A operação envolveu equipes da Divisão de Repressão ao Contrabando e Descaminho da 8ª Região Fiscal da Receita Federal, sediada em São Paulo, servidores da área de Vigilância e Repressão da Alfândega da Receita Federal em Corumbá e policiais rodoviários federais que atuam na região.

Embora não se trate de uma carga de entorpecentes pronta para comercialização, a apreensão é considerada pelas autoridades tão estratégica quanto a interceptação da própria droga. Isso porque o acetato de etila é um dos principais produtos químicos empregados na transformação da pasta-base em cloridrato de cocaína, a versão refinada que abastece os mercados consumidores no Brasil e no exterior.

Conhecido no meio do narcotráfico como “solvente nobre”, o composto possui papel fundamental no processo químico de purificação da droga. Sem esse tipo de insumo, laboratórios clandestinos enfrentam dificuldades para concluir a etapa final de produção.

Segundo estimativa da Receita Federal, o volume apreendido seria suficiente para o processamento de cerca de 40 toneladas de cloridrato de cocaína. O cálculo leva em consideração a proporção normalmente utilizada por organizações criminosas, que empregam aproximadamente um litro do solvente para cada dois quilos da droga refinada.

Na prática, especialistas em segurança pública apontam que apreensões dessa natureza causam impacto direto na estrutura financeira do narcotráfico. Além da perda da carga química, os grupos criminosos enfrentam aumento dos custos operacionais, atrasos na produção e dificuldades logísticas para repor os insumos desviados.

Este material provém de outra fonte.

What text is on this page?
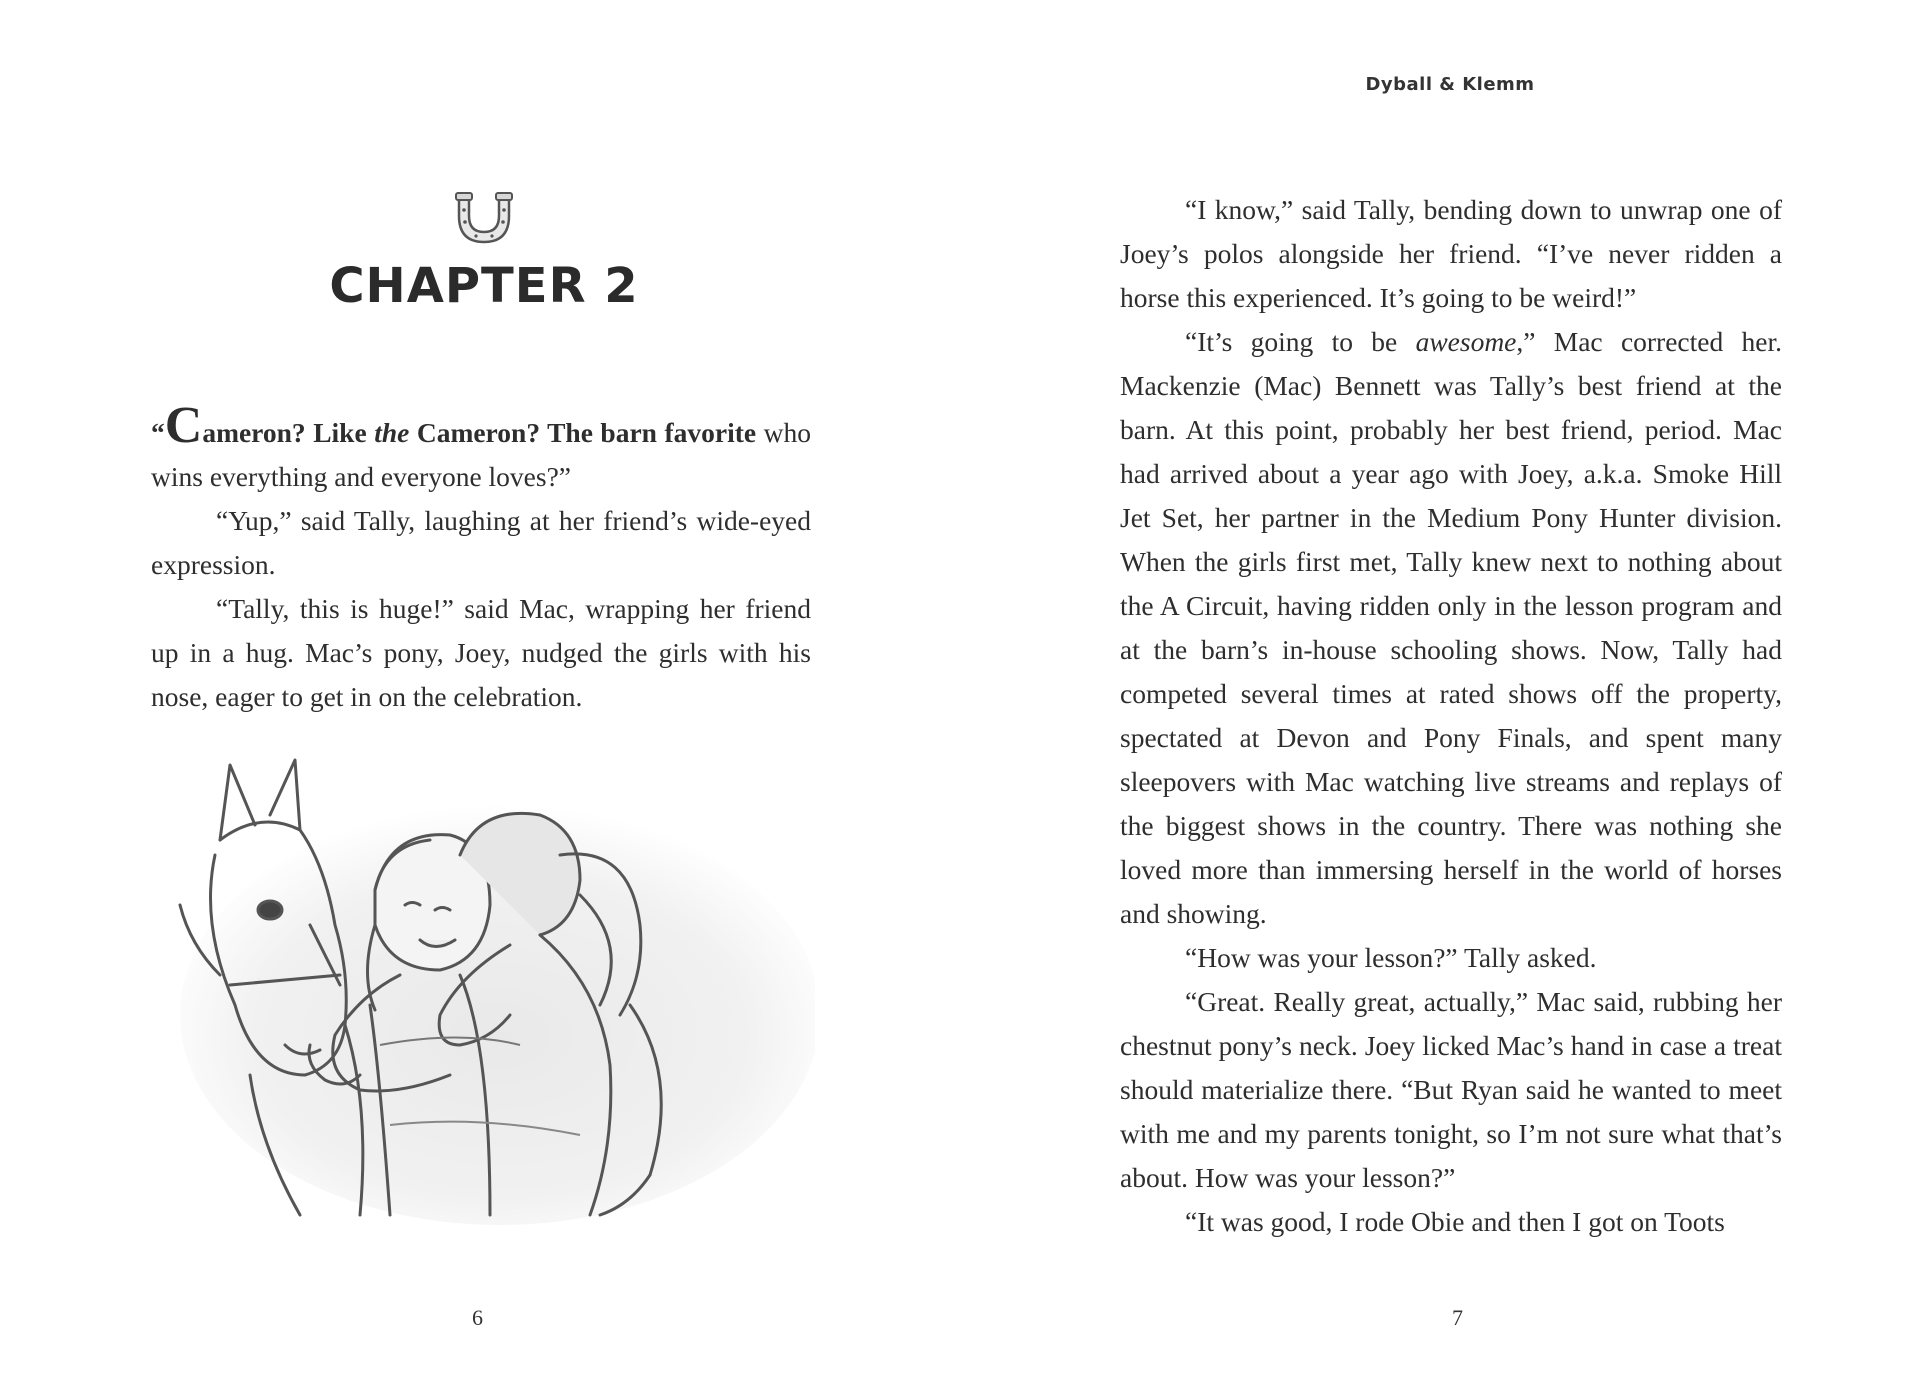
Dyball & Klemm
CHAPTER 2

“Cameron? Like the Cameron? The barn favorite who wins everything and everyone loves?”

“Yup,” said Tally, laughing at her friend’s wide-eyed expression.

“Tally, this is huge!” said Mac, wrapping her friend up in a hug. Mac’s pony, Joey, nudged the girls with his nose, eager to get in on the celebration.

“I know,” said Tally, bending down to unwrap one of Joey’s polos alongside her friend. “I’ve never ridden a horse this experienced. It’s going to be weird!”

“It’s going to be awesome,” Mac corrected her. Mackenzie (Mac) Bennett was Tally’s best friend at the barn. At this point, probably her best friend, period. Mac had arrived about a year ago with Joey, a.k.a. Smoke Hill Jet Set, her partner in the Medium Pony Hunter division. When the girls first met, Tally knew next to nothing about the A Circuit, having ridden only in the lesson program and at the barn’s in-house schooling shows. Now, Tally had competed several times at rated shows off the property, spectated at Devon and Pony Finals, and spent many sleepovers with Mac watching live streams and replays of the biggest shows in the country. There was nothing she loved more than immersing herself in the world of horses and showing.

“How was your lesson?” Tally asked.

“Great. Really great, actually,” Mac said, rubbing her chestnut pony’s neck. Joey licked Mac’s hand in case a treat should materialize there. “But Ryan said he wanted to meet with me and my parents tonight, so I’m not sure what that’s about. How was your lesson?”

“It was good, I rode Obie and then I got on Toots

6	7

Corumbá é considerada uma das principais portas de entrada de drogas provenientes dos países andinos, especialmente da Bolívia, um dos maiores produtores mundiais de coca e derivados. A extensa faixa de fronteira, aliada às rotas terrestres utilizadas por organizações criminosas, transforma a região em alvo permanente de ações de fiscalização e inteligência.

Nos últimos anos, as forças de segurança passaram a ampliar o monitoramento não apenas das cargas de drogas, mas também dos chamados precursores químicos — substâncias utilizadas no processamento dos entorpecentes. A estratégia busca atingir a cadeia produtiva do tráfico antes mesmo que a droga seja finalizada e distribuída.

De acordo com a Receita Federal, impedir que produtos químicos cheguem aos laboratórios clandestinos é uma das formas mais eficazes de enfraquecer o narcotráfico, uma vez que afeta diretamente a capacidade de produção das organizações criminosas.

Integração entre órgãos amplia combate ao crime

A apreensão reforça a importância da atuação integrada entre os órgãos de fiscalização e segurança pública na região de fronteira. O compartilhamento de informações de inteligência entre Receita Federal, PRF e Polícia Federal tem sido apontado como um dos principais fatores para o aumento das apreensões de drogas, armas e insumos químicos utilizados por organizações criminosas.

As investigações prosseguem para identificar os responsáveis pela carga e esclarecer se o material tinha como destino laboratórios clandestinos que operam em território brasileiro ou em países vizinhos.